In response to the New York Times lawsuit, OpenAI stated last month that it recognized “the rights of content creators and owners.” The legal idea of “fair use,” which enables use of content in some circumstances without requesting permission from the owner, is frequently invoked by AI businesses in defense of exploiting copyrighted information.
OpenAI stated in its statement that “legally, copyright law does not forbid training.”
The New York Times lawsuit follows a slew of previous legal concerns filed against OpenAI. In September, 17 authors, including John Grisham, Jodi Picoult, and George RR Martin, sued OpenAI, alleging “systematic theft on a massive scale.”
Getty Images, which owns one of the world’s largest photo banks, is suing the author of Stable Diffusion, Stability AI, in the United States and England and Wales for alleged copyright violations. In the United States, Anthropic, the Amazon-backed firm behind the Claude chatbot, is being sued by a consortium of music publishers, including Universal Music, for allegedly exploiting “innumerable” copyrighted song lyrics to train its model.

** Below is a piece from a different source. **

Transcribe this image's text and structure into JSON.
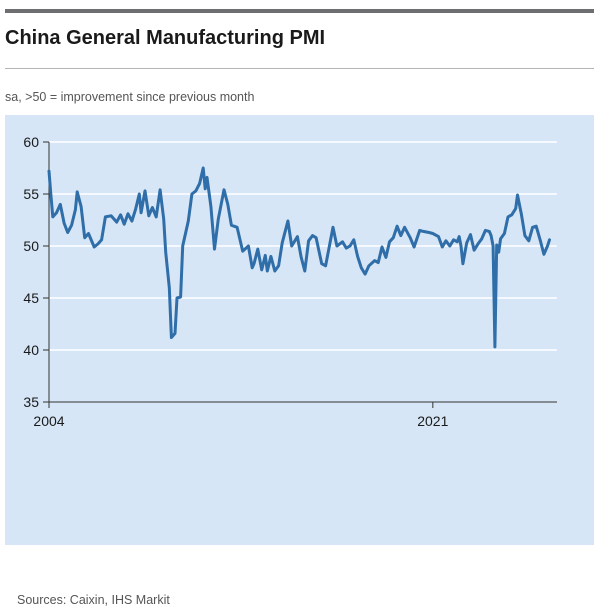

In response to a query about AI safety in the House of Lords, OpenAI stated it encouraged independent investigation of its security procedures. The proposal stated that it supported “red-teaming” of AI systems, in which third-party researchers assess a product’s safety by simulating the behavior of rogue actors.
Following an agreement reached at a global safety summit in the United Kingdom last year, OpenAI is among the businesses that have promised to collaborate with governments on safety testing their most powerful models before and after deployment.